Fig. 3. Cell type proportion estimates for n = 5 simulated individuals (dark blue boxes) with a cell type of interest and n = 5 individuals without that cell type (light blue boxes).

Cell type proportions are simulated at (a) 0.1% (two-sided grouped t-test; 5×: n.s., 10×: n.s, 100×: n.s., 1000×: p = 3.5 × 10⁻⁵), (b) 0.5% (two-sided grouped t-test; 5×: n.s., 10×: p = 0.013, 100×: 2.1 × 10⁻⁶, 1000×: p = 5.7 × 10⁻¹¹), (c) 1% (two-sided grouped t-test; 5×: n.s., 10×: p = 1.5 × 10⁻³, 100×: 2.8 × 10⁻⁹, 1000×: p = 4.3 × 10⁻¹²), or (d) 5% (two-sided grouped t-test; 5×: 4.8 × 10⁻⁸, 10×: p =5.4 × 10⁻⁹, 100×: 1.8 × 10⁻¹⁴, 1000×: p < 2.0 × 10⁻¹⁶). The true fixed percentage of the cases is indicated by a red dotted line. Significant differences between the groups are indicated by *(p < 0.05), **(p < 0.01), and ***(p < 0.001). The centerline of the box indicates the mean, the outer edges of the box indicate the upper and lower quartiles, and the whiskers indicate the maxima and minima of the distribution. Data is shown for 50 independent simulations.

Fig. 4. Decomposition results for 50 independent simulations of cfDNA mixtures with missing cell types in the reference.

We simulate cfDNA for 10, 50, 100, 500, and 1000 people, and exclude one cell type truly in the mixture at 20% (light blue) (a) or two cell types (b), one in the mixture at a mean proportion of 20% (light blue), and the other at 10% (dark blue). We calculate the MSE between the true unknown proportion and the CelFiE estimate for 50 simulation experiments. The 95% confidence interval is indicated by the light and dark blue shading.

Fig. 5. CelFiE cell type proportion estimates for a randomly selected individual’s real WGBS cfDNA over 50 simulation experiments.

The blue boxes represent estimates of the true cell type composition (red dots) for 100 individuals in 50 simulation experiments in the scenario where there are no missing cell types (a), when CD4+ T cells are a missing cell type (indicated by blue shading) (b) and when CD4+ T cell and small intestine are both missing (c).
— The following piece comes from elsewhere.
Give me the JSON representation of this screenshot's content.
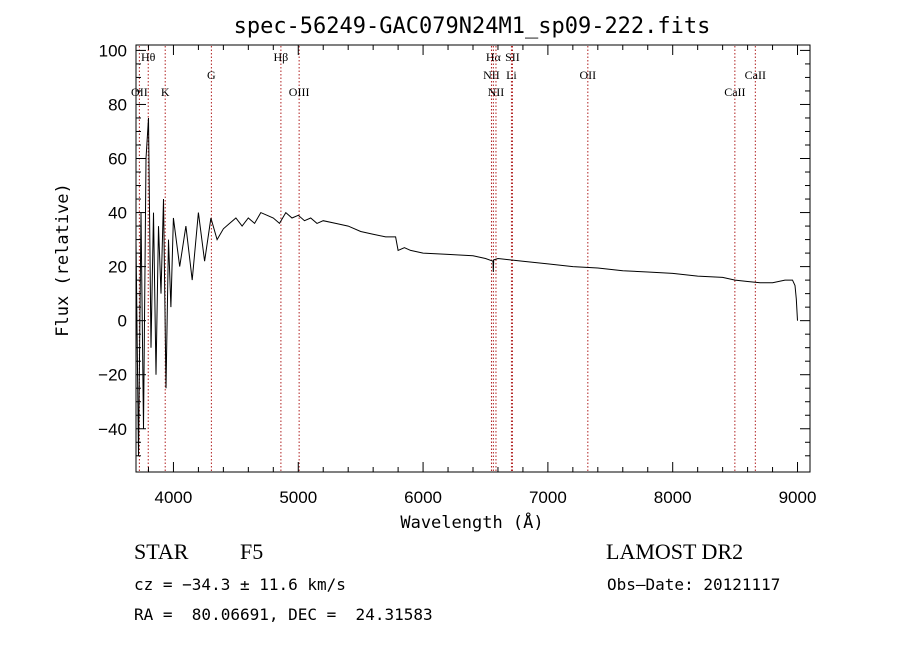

The center line of the boxplot indicates the mean, the outer edges of the box indicate the upper and lower quartiles, and the whiskers indicate the maxima and minima of the distribution.

Fig. 6. Hierarchical clustering of the CelFiE methylation proportion estimates for (a) one unknown and (b) 2 unknowns with the true WGBS methylation proportions.

The shaded blue box indicates the unknown tissue. The light blue, dark blue, and black colors indicate clusters of tissues detected by the hierarchical clustering algorithm.

Fig. 7. Decomposition estimates for cfDNA derived from pregnant women and non-pregnant controls.

a CelFiE decomposition estimates for independent samples of n = 8 non-pregnant (light blue) and n = 7 pregnant women (dark blue). b CelFiE placenta estimates for n = 3 pregnant women in the first trimester and n = 4 women in the second trimester. In all cases, the center line of the boxplot indicates the mean, the outer edges of the box indicate the upper and lower quartiles, and the whiskers indicate the maxima and minima of the distribution.

Fig. 8. CfDNA concentration and decomposition estimates for ALS patients and age-matched controls.

a CfDNA concentrations for n = 28 independent cases and n = 25 independent controls and b CelFiE skeletal muscle estimates for n = 16 ALS patients (light blue) and n = 16 controls (dark blue) from both UCSF and University of Queensland. In both panels, the center line of the boxplot indicates the mean, the outer edges of the box indicate the upper and lower quartiles, and the whiskers indicate the maxima and minima of the distribution.